HC Deb 07 December 1994 vol 251 cc325-6 4.17 pm
Mr. Tam Dalyell (Linlithgow)

On a point of order, Madam Speaker. This House operates on the basis that debates are answered by a Minister with ministerial, or at least departmental, responsibility. I do not want to make a party point of this, because I know that the situation would be exactly the same under a Labour Government, but the Crown Office has not been able to answer debates in this House for many years.

That becomes a very serious matter when, in the biggest case of murder in the western world, the lead Department, along with the Foreign Office, is the Crown Office. On Tuesday 13 December 1994, on the motion for the Adjournment of the Scottish Grand Committee, under Standing Order No. 94H(6), you have given me leave to raise the subject of the Crown Office in relation to the Lockerbie investigation.

I do not wish to be disparaging about him in any way, but, under the present set-up, the hon. Member for Edinburgh, West (Lord James Douglas-Hamilton) will be the Minister to respond. To be frank—I am not in any way using pejorative language about him personally—he is a messenger in that matter.
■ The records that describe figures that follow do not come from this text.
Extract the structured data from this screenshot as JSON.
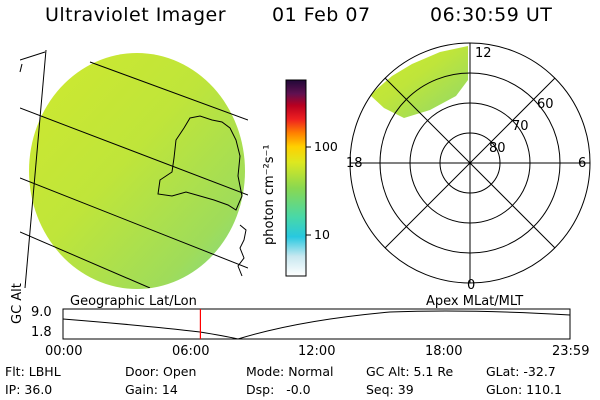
{
  "header": {
    "title": "Ultraviolet Imager",
    "date": "01 Feb 07",
    "time": "06:30:59 UT"
  },
  "colorbar": {
    "unit_label": "photon cm⁻²s⁻¹",
    "ticks": [
      "100",
      "10"
    ]
  },
  "geo_panel": {
    "label": "Geographic Lat/Lon"
  },
  "polar_panel": {
    "label": "Apex MLat/MLT",
    "clock_labels": {
      "top": "12",
      "left": "18",
      "right": "6",
      "bottom": "0"
    },
    "lat_labels": [
      "60",
      "70",
      "80"
    ]
  },
  "timeline": {
    "ylabel": "GC Alt",
    "yticks": [
      "9.0",
      "1.8"
    ],
    "xticks": [
      "00:00",
      "06:00",
      "12:00",
      "18:00",
      "23:59"
    ],
    "current_time_fraction": 0.271
  },
  "status": {
    "flt": "Flt: LBHL",
    "ip": "IP: 36.0",
    "door": "Door: Open",
    "gain": "Gain: 14",
    "mode": "Mode: Normal",
    "dsp": "Dsp:   -0.0",
    "gc_alt": "GC Alt: 5.1 Re",
    "seq": "Seq: 39",
    "glat": "GLat: -32.7",
    "glon": "GLon: 110.1"
  },
  "colors": {
    "image_fill": "#c8e834",
    "image_fill_dark": "#a9d946",
    "image_cyan": "#74d6a6",
    "marker": "#ff0000"
  }
}
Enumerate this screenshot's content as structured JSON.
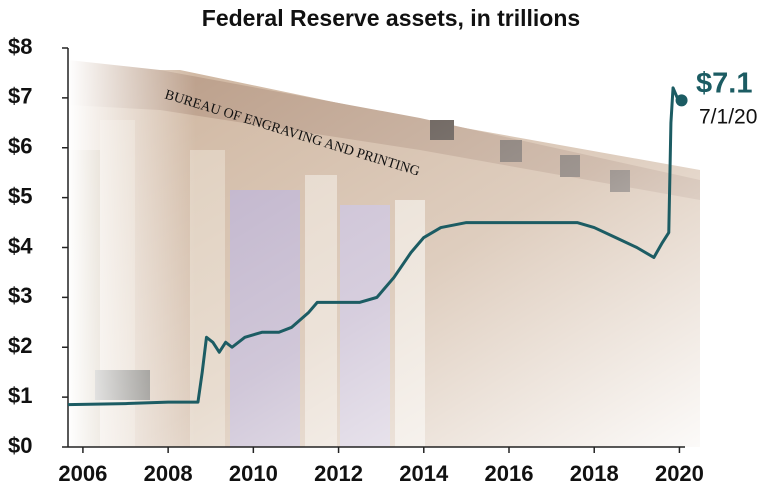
{
  "chart_data": {
    "type": "line",
    "title": "Federal Reserve assets, in trillions",
    "background_text": "BUREAU OF ENGRAVING AND PRINTING",
    "annotations": [
      "$7.1",
      "7/1/20"
    ],
    "color": "#1c5c63",
    "x": [
      2005.65,
      2007,
      2008.0,
      2008.7,
      2008.8,
      2008.9,
      2009.05,
      2009.2,
      2009.35,
      2009.5,
      2009.8,
      2010.2,
      2010.6,
      2010.9,
      2011.3,
      2011.5,
      2012.0,
      2012.5,
      2012.9,
      2013.3,
      2013.7,
      2014.0,
      2014.4,
      2015.0,
      2016.0,
      2017.0,
      2017.6,
      2018.0,
      2018.5,
      2019.0,
      2019.4,
      2019.6,
      2019.75,
      2019.8,
      2019.85,
      2019.95,
      2020.05
    ],
    "values": [
      0.85,
      0.87,
      0.9,
      0.9,
      1.5,
      2.2,
      2.1,
      1.9,
      2.1,
      2.0,
      2.2,
      2.3,
      2.3,
      2.4,
      2.7,
      2.9,
      2.9,
      2.9,
      3.0,
      3.4,
      3.9,
      4.2,
      4.4,
      4.5,
      4.5,
      4.5,
      4.5,
      4.4,
      4.2,
      4.0,
      3.8,
      4.1,
      4.3,
      6.5,
      7.2,
      7.0,
      6.95
    ],
    "xlim": [
      2005.65,
      2020.6
    ],
    "xticks": [
      2006,
      2008,
      2010,
      2012,
      2014,
      2016,
      2018,
      2020
    ],
    "ylim": [
      0,
      8
    ],
    "yticks": [
      {
        "value": 0,
        "label": "$0"
      },
      {
        "value": 1,
        "label": "$1"
      },
      {
        "value": 2,
        "label": "$2"
      },
      {
        "value": 3,
        "label": "$3"
      },
      {
        "value": 4,
        "label": "$4"
      },
      {
        "value": 5,
        "label": "$5"
      },
      {
        "value": 6,
        "label": "$6"
      },
      {
        "value": 7,
        "label": "$7"
      },
      {
        "value": 8,
        "label": "$8"
      }
    ]
  }
}
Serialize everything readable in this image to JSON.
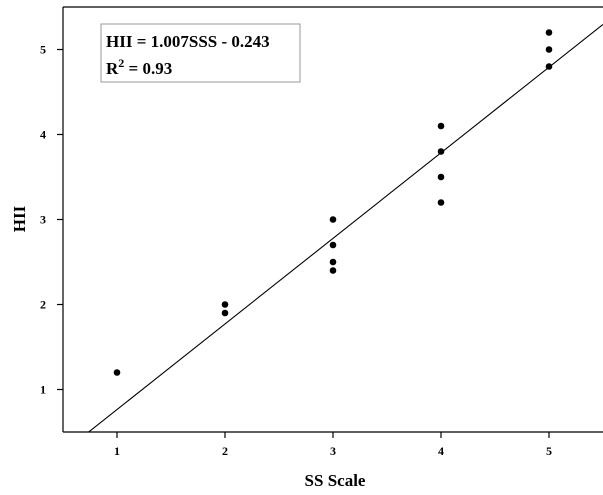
{
  "chart_data": {
    "type": "scatter",
    "title": "",
    "xlabel": "SS Scale",
    "ylabel": "HII",
    "xlim": [
      0.5,
      5.5
    ],
    "ylim": [
      0.5,
      5.5
    ],
    "x_ticks": [
      1,
      2,
      3,
      4,
      5
    ],
    "y_ticks": [
      1,
      2,
      3,
      4,
      5
    ],
    "grid": false,
    "points": {
      "x": [
        1,
        2,
        2,
        3,
        3,
        3,
        3,
        4,
        4,
        4,
        4,
        5,
        5,
        5
      ],
      "y": [
        1.2,
        2.0,
        1.9,
        3.0,
        2.7,
        2.5,
        2.4,
        4.1,
        3.8,
        3.5,
        3.2,
        5.2,
        5.0,
        4.8
      ]
    },
    "regression": {
      "slope": 1.007,
      "intercept": -0.243
    },
    "annotation": {
      "equation": "HII = 1.007SSS - 0.243",
      "r2_prefix": "R",
      "r2_sup": "2",
      "r2_value": " = 0.93"
    },
    "colors": {
      "points": "#000000",
      "line": "#000000",
      "axes": "#000000"
    }
  }
}
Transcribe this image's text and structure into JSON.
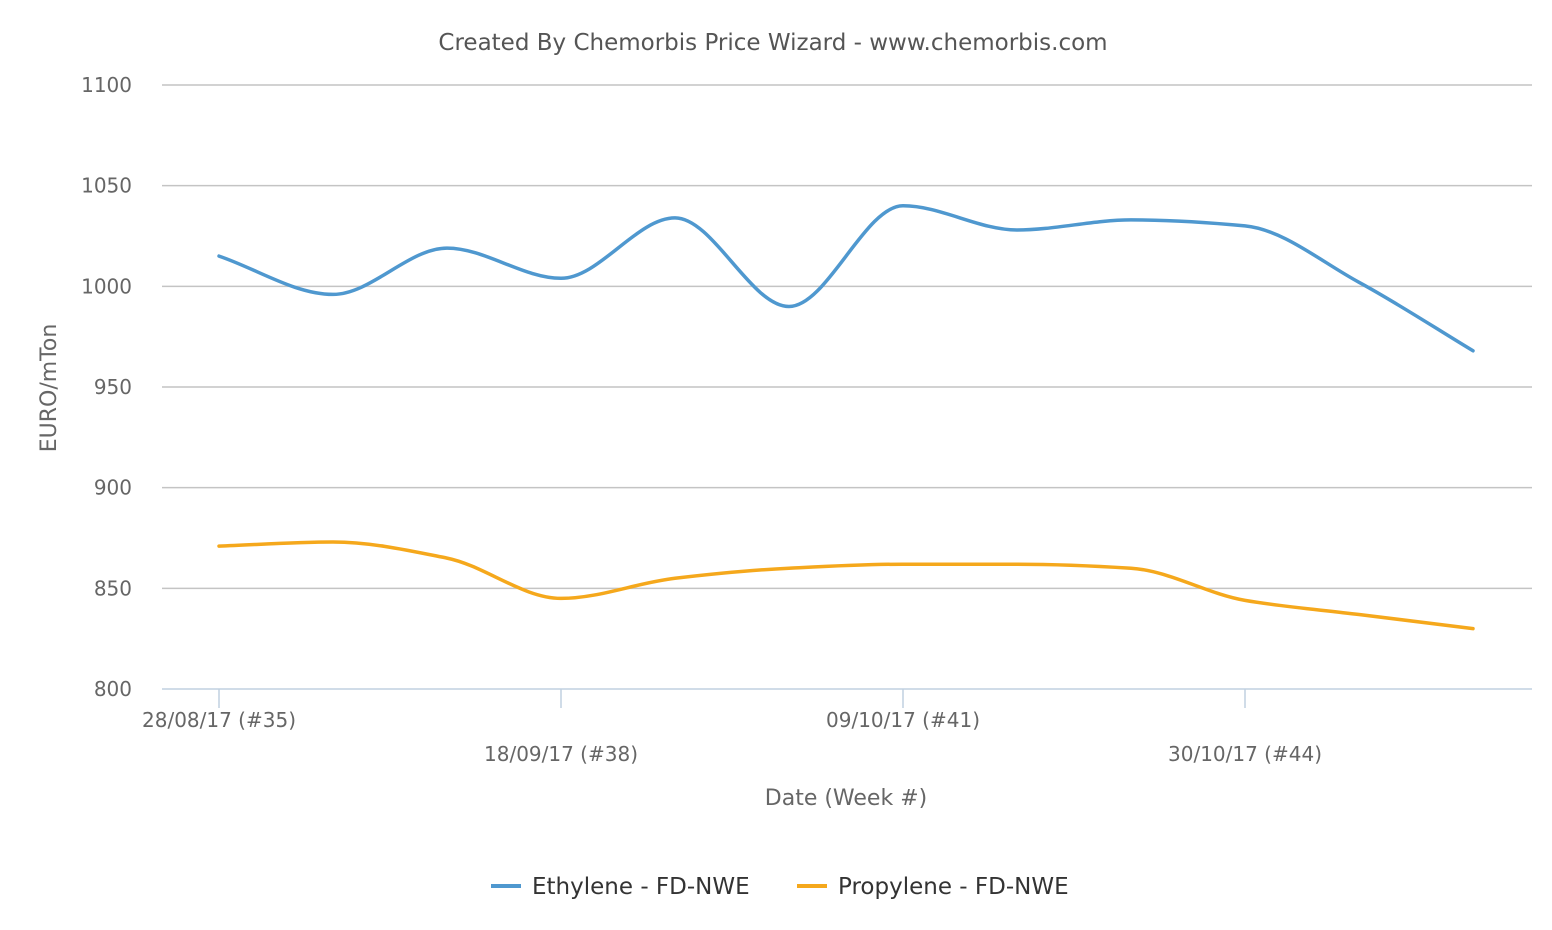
{
  "chart_data": {
    "type": "line",
    "title": "Created By Chemorbis Price Wizard - www.chemorbis.com",
    "xlabel": "Date (Week #)",
    "ylabel": "EURO/mTon",
    "ylim": [
      800,
      1100
    ],
    "yticks": [
      800,
      850,
      900,
      950,
      1000,
      1050,
      1100
    ],
    "xticks": [
      "28/08/17 (#35)",
      "18/09/17 (#38)",
      "09/10/17 (#41)",
      "30/10/17 (#44)"
    ],
    "x": [
      "28/08/17",
      "04/09/17",
      "11/09/17",
      "18/09/17",
      "25/09/17",
      "02/10/17",
      "09/10/17",
      "16/10/17",
      "23/10/17",
      "30/10/17",
      "06/11/17",
      "13/11/17"
    ],
    "grid": true,
    "legend_position": "bottom",
    "series": [
      {
        "name": "Ethylene - FD-NWE",
        "color": "#4f98cf",
        "values": [
          1015,
          996,
          1019,
          1004,
          1034,
          990,
          1040,
          1028,
          1033,
          1030,
          1002,
          968
        ]
      },
      {
        "name": "Propylene - FD-NWE",
        "color": "#f5a81c",
        "values": [
          871,
          873,
          865,
          845,
          855,
          860,
          862,
          862,
          860,
          844,
          837,
          830
        ]
      }
    ]
  }
}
The Scottish Office has little, if any, direct responsibility for matters of the Crown Office.

Mr. Robin Cook (Livingston)

None at all.

Mr. Dalyell

As my hon. Friend says: that is precisely the situation. The Crown Office goes to endless lengths to say how separate it is from the Scottish Office, and that is indeed the position.

My point of order is that there is a very grey area, which I will raise under the new dispensation. The usual channels believed that part of the reason for the reforms of the Scottish Office and the Scottish Grand Committee was precisely that the Crown Office could answer directly for itself, and make statements. It can make statements, but surely Departments which can make statements can also answer Adjournment debates.
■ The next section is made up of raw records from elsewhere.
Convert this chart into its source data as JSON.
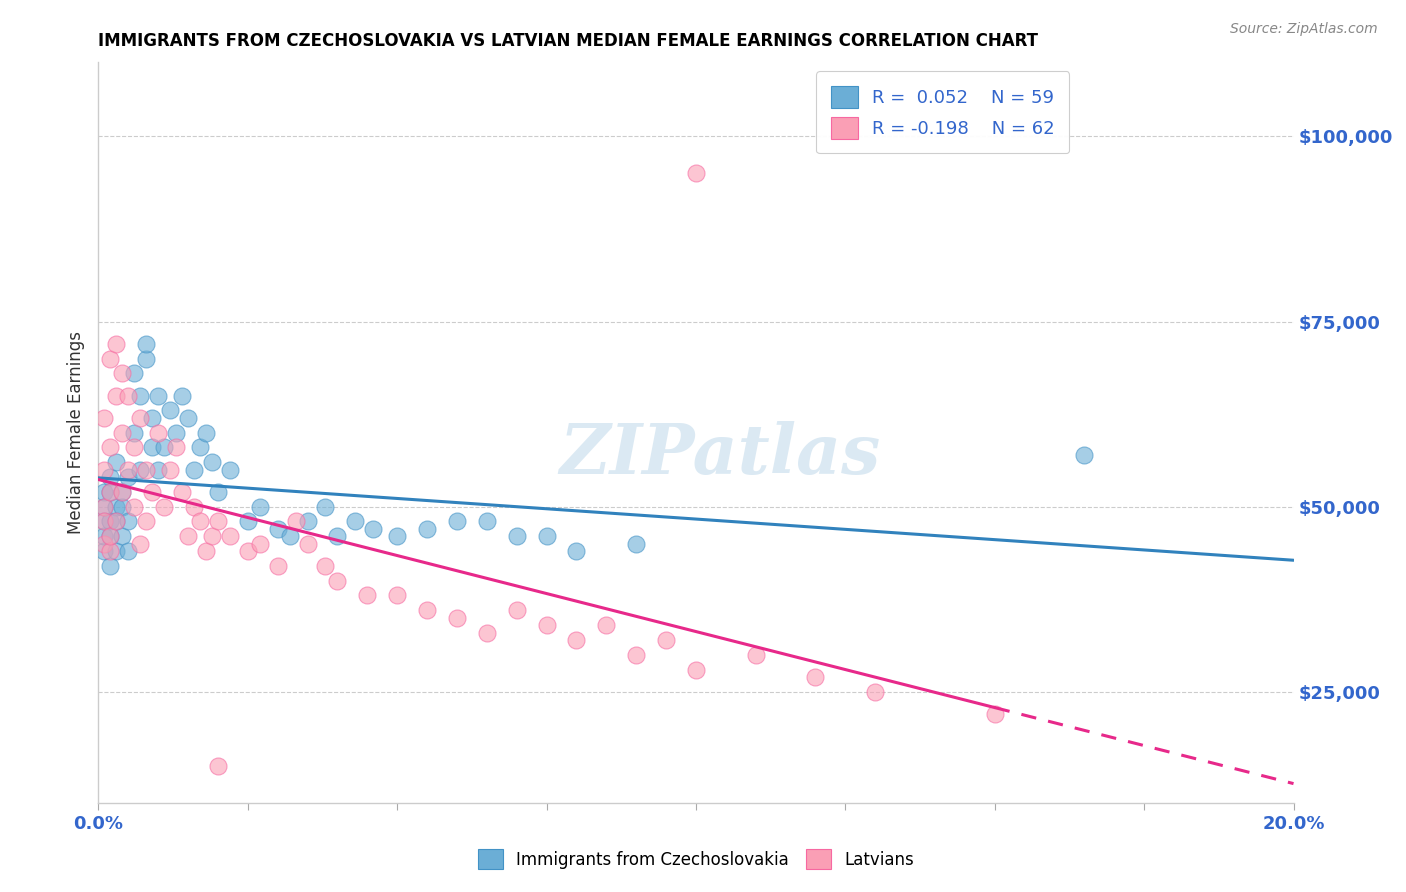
{
  "title": "IMMIGRANTS FROM CZECHOSLOVAKIA VS LATVIAN MEDIAN FEMALE EARNINGS CORRELATION CHART",
  "source": "Source: ZipAtlas.com",
  "ylabel": "Median Female Earnings",
  "xlim": [
    0.0,
    0.2
  ],
  "ylim": [
    10000,
    110000
  ],
  "yticks": [
    25000,
    50000,
    75000,
    100000
  ],
  "ytick_labels": [
    "$25,000",
    "$50,000",
    "$75,000",
    "$100,000"
  ],
  "xticks": [
    0.0,
    0.025,
    0.05,
    0.075,
    0.1,
    0.125,
    0.15,
    0.175,
    0.2
  ],
  "xtick_labels": [
    "0.0%",
    "",
    "",
    "",
    "",
    "",
    "",
    "",
    "20.0%"
  ],
  "color_blue": "#6baed6",
  "color_blue_edge": "#4292c6",
  "color_pink": "#fa9fb5",
  "color_pink_edge": "#f768a1",
  "color_blue_line": "#3182bd",
  "color_pink_line": "#e7298a",
  "color_label": "#3366cc",
  "watermark": "ZIPatlas",
  "blue_scatter_x": [
    0.001,
    0.001,
    0.001,
    0.001,
    0.001,
    0.002,
    0.002,
    0.002,
    0.002,
    0.002,
    0.003,
    0.003,
    0.003,
    0.003,
    0.004,
    0.004,
    0.004,
    0.005,
    0.005,
    0.005,
    0.006,
    0.006,
    0.007,
    0.007,
    0.008,
    0.008,
    0.009,
    0.009,
    0.01,
    0.01,
    0.011,
    0.012,
    0.013,
    0.014,
    0.015,
    0.016,
    0.017,
    0.018,
    0.019,
    0.02,
    0.022,
    0.025,
    0.027,
    0.03,
    0.032,
    0.035,
    0.038,
    0.04,
    0.043,
    0.046,
    0.05,
    0.055,
    0.06,
    0.065,
    0.07,
    0.075,
    0.08,
    0.09,
    0.165
  ],
  "blue_scatter_y": [
    48000,
    52000,
    44000,
    50000,
    46000,
    54000,
    48000,
    42000,
    52000,
    46000,
    50000,
    44000,
    56000,
    48000,
    46000,
    52000,
    50000,
    44000,
    48000,
    54000,
    68000,
    60000,
    65000,
    55000,
    70000,
    72000,
    62000,
    58000,
    65000,
    55000,
    58000,
    63000,
    60000,
    65000,
    62000,
    55000,
    58000,
    60000,
    56000,
    52000,
    55000,
    48000,
    50000,
    47000,
    46000,
    48000,
    50000,
    46000,
    48000,
    47000,
    46000,
    47000,
    48000,
    48000,
    46000,
    46000,
    44000,
    45000,
    57000
  ],
  "pink_scatter_x": [
    0.001,
    0.001,
    0.001,
    0.001,
    0.001,
    0.002,
    0.002,
    0.002,
    0.002,
    0.002,
    0.003,
    0.003,
    0.003,
    0.004,
    0.004,
    0.004,
    0.005,
    0.005,
    0.006,
    0.006,
    0.007,
    0.007,
    0.008,
    0.008,
    0.009,
    0.01,
    0.011,
    0.012,
    0.013,
    0.014,
    0.015,
    0.016,
    0.017,
    0.018,
    0.019,
    0.02,
    0.022,
    0.025,
    0.027,
    0.03,
    0.033,
    0.035,
    0.038,
    0.04,
    0.045,
    0.05,
    0.055,
    0.06,
    0.065,
    0.07,
    0.075,
    0.08,
    0.085,
    0.09,
    0.095,
    0.1,
    0.11,
    0.12,
    0.13,
    0.15,
    0.1,
    0.02
  ],
  "pink_scatter_y": [
    50000,
    55000,
    48000,
    62000,
    45000,
    52000,
    58000,
    44000,
    70000,
    46000,
    65000,
    48000,
    72000,
    60000,
    52000,
    68000,
    55000,
    65000,
    58000,
    50000,
    62000,
    45000,
    55000,
    48000,
    52000,
    60000,
    50000,
    55000,
    58000,
    52000,
    46000,
    50000,
    48000,
    44000,
    46000,
    48000,
    46000,
    44000,
    45000,
    42000,
    48000,
    45000,
    42000,
    40000,
    38000,
    38000,
    36000,
    35000,
    33000,
    36000,
    34000,
    32000,
    34000,
    30000,
    32000,
    28000,
    30000,
    27000,
    25000,
    22000,
    95000,
    15000
  ]
}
Has there been any approach to allow the Crown Office to answer the debate? If there were such an approach from the Scottish Office and from the Government, would you cast a benevolent eye on it?

Madam Speaker

The hon. Gentleman raised this matter in the House with me only last week, and I can only refer him to what I said on that occasion. The Standing Orders, which were agreed by this House only recently, do not allow the Lord Advocate to respond to Adjournment debates. That is what the hon. Gentleman is seeking.

As I told the hon. Gentleman last week, he must find a way to amend Standing Orders if he wishes the Lord Advocate to respond to an Adjournment debate.

Mr. Ian Bruce (South Dorset)

On a point of order, Madam Speaker. In columns 243 and 245 of yesterday's Hansard, it is reported that I voted both for and against the Opposition amendment, while the hon. Member for Gordon (Mr. Bruce) is recorded as being absent from both Lobbies. Could this be put right, or—in view of the fact that the authorities appear not to have been able to record the votes correctly—could we have a re-run? We would then at least be able put the interest rate increases back in the bag.

Madam Speaker

The error has been noted, and an amendment has been made.

Mr. William Cash (Stafford)

On a point of order, Madam Speaker. Under article 11 of the own resources decision, which we are about to debate with respect to—

Madam Speaker

Order. The hon. Gentleman will realise that that matter will be dealt with in Committee by the Chairman of Ways and Means. We shall now go into Committee, if the House will allow me to proceed. I must inform the House that I have not selected the instruction.